DB Nieruchomości

Męskie i kobiece zawody – czy istnieje taki podział?

Współcześnie coraz aktywniej walczymy ze stereotypami i nie dajemy się zamykać w wyznaczanych dotąd ramach. W związku z tym ożywioną dyskusję może wywołać podział na męskie i kobiece zawody.

Wydarzenia ostatnich lat dobitnie pokazują nam, że rola kobiet w polskim społeczeństwie nieustannie ulega ewolucji. Zmianom podlega nie tylko sposób postrzegania kobiet w biznesie, nauce, kulturze czy sporcie, szczególnie tych przebojowych i przedsiębiorczych, ale także ich realne możliwości. Z czystym sumieniem możemy stwierdzić, że na naszych oczach prężnie rozwija się przedsiębiorczość kobiet.

Kobiety i mężczyźni różnią się od siebie – myślą, odczuwają i postrzegają wszystko w odmienny sposób. Panie mają też o wiele bardziej wyczulone zmysły – dużo lepiej radzą sobie z rozróżnianiem smaków czy zapachów, potrafią też dostrzec więcej szczegółów. Panie mają także lepszą pamięć wzrokową, co może wydawać się dziwne, gdyż to mężczyźni są lepszymi wzrokowcami. I jeszcze jedno – płeć piękna doskonale radzi sobie także z robieniem wielu rzeczy na raz.

Warto zatem lepiej przyjrzeć się tej rzeczywistości zawodowej, w której przychodzi nam wszystkim funkcjonować. Zwłaszcza, że we współczesnych czasach coraz więcej przebojowych kobiet decyduje się świadomie wkroczyć do świata tradycyjnie uznawanego za męski – czyli świata dyrektorów, menedżerów wysokiego szczebla i naukowców. Wśród barier hamujących karierę kobiet, szczególnie w branżach uważanych za „typowo męskie”, niechlubny prym wiedzie tzw. „szklany sufit”, definiowany potocznie jako mechanizm ograniczania szans rozwoju zawodowego kobiet i stawiania im przeszkód nie do pokonania nawet w przypadku, gdy perspektywa awansu wydaje się być realna. Drugim, również często spotykanym hamulcem, jest tzw. „lepka podłoga”, czyli zjawisko symbolicznego przywiązania kobiet do zawodów o niższym statusie, uznawanych za mniej prestiżowe. Dlatego też wciąż niewiele kobiet zajmuje wysokie stanowiska dyrektorskie i menedżerskie, chociaż badania wskazują, że niejednokrotnie kobiety radzą sobie na kierowniczych stanowiskach lepiej niż mężczyźni.

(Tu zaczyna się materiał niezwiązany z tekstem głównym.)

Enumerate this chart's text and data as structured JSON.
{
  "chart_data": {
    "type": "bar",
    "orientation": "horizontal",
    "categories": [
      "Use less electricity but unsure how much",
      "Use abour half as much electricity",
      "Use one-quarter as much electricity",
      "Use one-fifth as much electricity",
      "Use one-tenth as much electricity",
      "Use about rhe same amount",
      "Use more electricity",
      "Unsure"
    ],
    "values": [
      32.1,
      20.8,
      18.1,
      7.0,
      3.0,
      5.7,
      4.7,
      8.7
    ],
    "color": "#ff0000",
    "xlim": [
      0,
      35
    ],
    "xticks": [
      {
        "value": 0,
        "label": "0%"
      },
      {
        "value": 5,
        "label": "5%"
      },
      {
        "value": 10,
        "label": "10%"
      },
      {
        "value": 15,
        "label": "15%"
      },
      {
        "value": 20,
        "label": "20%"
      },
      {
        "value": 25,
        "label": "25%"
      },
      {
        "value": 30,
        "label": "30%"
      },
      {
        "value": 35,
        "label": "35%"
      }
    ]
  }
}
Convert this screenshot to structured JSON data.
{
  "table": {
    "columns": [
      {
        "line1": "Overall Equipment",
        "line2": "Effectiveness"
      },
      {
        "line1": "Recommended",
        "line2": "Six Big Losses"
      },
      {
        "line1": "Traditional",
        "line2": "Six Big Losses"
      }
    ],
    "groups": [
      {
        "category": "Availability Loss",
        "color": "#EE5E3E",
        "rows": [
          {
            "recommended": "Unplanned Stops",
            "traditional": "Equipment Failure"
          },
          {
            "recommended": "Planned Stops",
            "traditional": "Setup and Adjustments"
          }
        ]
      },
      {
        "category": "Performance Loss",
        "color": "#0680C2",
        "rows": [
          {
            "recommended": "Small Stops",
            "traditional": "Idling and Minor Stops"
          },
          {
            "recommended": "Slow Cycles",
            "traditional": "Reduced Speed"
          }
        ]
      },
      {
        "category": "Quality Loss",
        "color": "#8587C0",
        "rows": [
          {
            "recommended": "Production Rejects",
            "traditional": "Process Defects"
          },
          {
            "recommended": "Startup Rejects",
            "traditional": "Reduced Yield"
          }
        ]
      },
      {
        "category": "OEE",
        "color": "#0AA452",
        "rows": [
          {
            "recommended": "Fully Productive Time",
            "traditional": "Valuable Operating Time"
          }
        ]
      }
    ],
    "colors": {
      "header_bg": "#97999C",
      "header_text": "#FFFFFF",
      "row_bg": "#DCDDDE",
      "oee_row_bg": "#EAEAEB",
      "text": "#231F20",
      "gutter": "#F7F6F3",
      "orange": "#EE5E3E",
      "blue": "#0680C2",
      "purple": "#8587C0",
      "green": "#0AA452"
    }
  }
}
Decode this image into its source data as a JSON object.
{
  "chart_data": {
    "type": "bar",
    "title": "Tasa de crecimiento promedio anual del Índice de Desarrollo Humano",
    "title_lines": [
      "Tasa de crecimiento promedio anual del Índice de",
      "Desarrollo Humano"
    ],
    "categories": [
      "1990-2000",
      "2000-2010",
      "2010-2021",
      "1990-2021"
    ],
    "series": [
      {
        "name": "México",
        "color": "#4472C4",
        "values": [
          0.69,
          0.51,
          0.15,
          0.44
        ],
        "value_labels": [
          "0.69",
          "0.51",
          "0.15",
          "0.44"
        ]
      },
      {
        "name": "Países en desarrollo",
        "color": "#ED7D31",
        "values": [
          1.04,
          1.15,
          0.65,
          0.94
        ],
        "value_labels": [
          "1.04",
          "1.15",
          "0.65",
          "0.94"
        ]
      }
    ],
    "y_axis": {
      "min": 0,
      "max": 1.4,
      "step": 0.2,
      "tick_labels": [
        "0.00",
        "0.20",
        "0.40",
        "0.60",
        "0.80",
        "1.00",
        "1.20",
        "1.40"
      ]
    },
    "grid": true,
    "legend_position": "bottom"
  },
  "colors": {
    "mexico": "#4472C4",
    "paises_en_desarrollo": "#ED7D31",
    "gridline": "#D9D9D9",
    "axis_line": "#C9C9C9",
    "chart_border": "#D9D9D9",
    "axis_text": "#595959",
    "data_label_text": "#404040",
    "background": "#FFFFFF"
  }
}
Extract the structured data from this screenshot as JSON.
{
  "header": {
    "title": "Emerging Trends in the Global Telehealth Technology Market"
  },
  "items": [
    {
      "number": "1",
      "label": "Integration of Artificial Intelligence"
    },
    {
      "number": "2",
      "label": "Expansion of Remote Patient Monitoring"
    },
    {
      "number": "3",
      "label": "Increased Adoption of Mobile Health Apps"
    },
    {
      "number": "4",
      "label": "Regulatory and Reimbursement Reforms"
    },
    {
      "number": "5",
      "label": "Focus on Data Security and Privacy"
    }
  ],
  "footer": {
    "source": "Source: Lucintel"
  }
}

Jeśli chodzi o kompetencje pożądane na kierowniczych stanowiskach, takie jak wyznaczanie celów, budowanie relacji, postępowanie uczciwe i zgodne z wartościami, czy inspirowanie innych do wyjątkowych osiągnięć, to w większym stopniu posiadają je kobiety.

Istotne są również ich z umiejętności przejmowania inicjatywy, dążenia do osiągnięcia jak najlepszych wyników i dbałości o własny rozwój. Przyczynę tego stanu rzeczy można upatrywać w tym, że kobiety więcej pracy i wysiłku wkładają w zdobywanie wysokich stanowisk – finalnie są więc na nich bardziej kompetentne i lepiej przygotowane do zarządzania dużymi zespołami ludzi niż, mężczyźni.

Badania przeprowadzone w krajach Unii Europejskiej wykazały, że nadal tylko co trzecie wysokie stanowisko menedżerskie obsadzone jest przez kobietę, a 2/3 etatów dyrektorskich zajmują mężczyźni. Trudno się więc dziwić dominującym w powszechnym dyskursie stereotypom, ujmującym świat wielkiego biznesu w kategoriach „męskich”. Najbardziej zaskakujący jest fakt, że pomimo postępujących zmian kulturowych i coraz szerzej otwierającego się rynku pracy, stereotypy na temat miejsca kobiet w społeczeństwie oraz zawodów, które są im przypisywane jako „naturalne”, niestety nadal są silnie podtrzymywane i odtwarzane przez nowe pokolenia.

Pozostaje więc pytanie, czy młode pokolenie może to zmienić i czy faktycznie trzeba zacząć tę zmianę? Zdecydowanie tak. Zresztą ta zmiana już się zaczęła i aktualnie jest coraz bardziej widoczna.
Należy więc zdecydowanie walczyć o zmianę przekonania o roli kobiety w „męskim świecie”.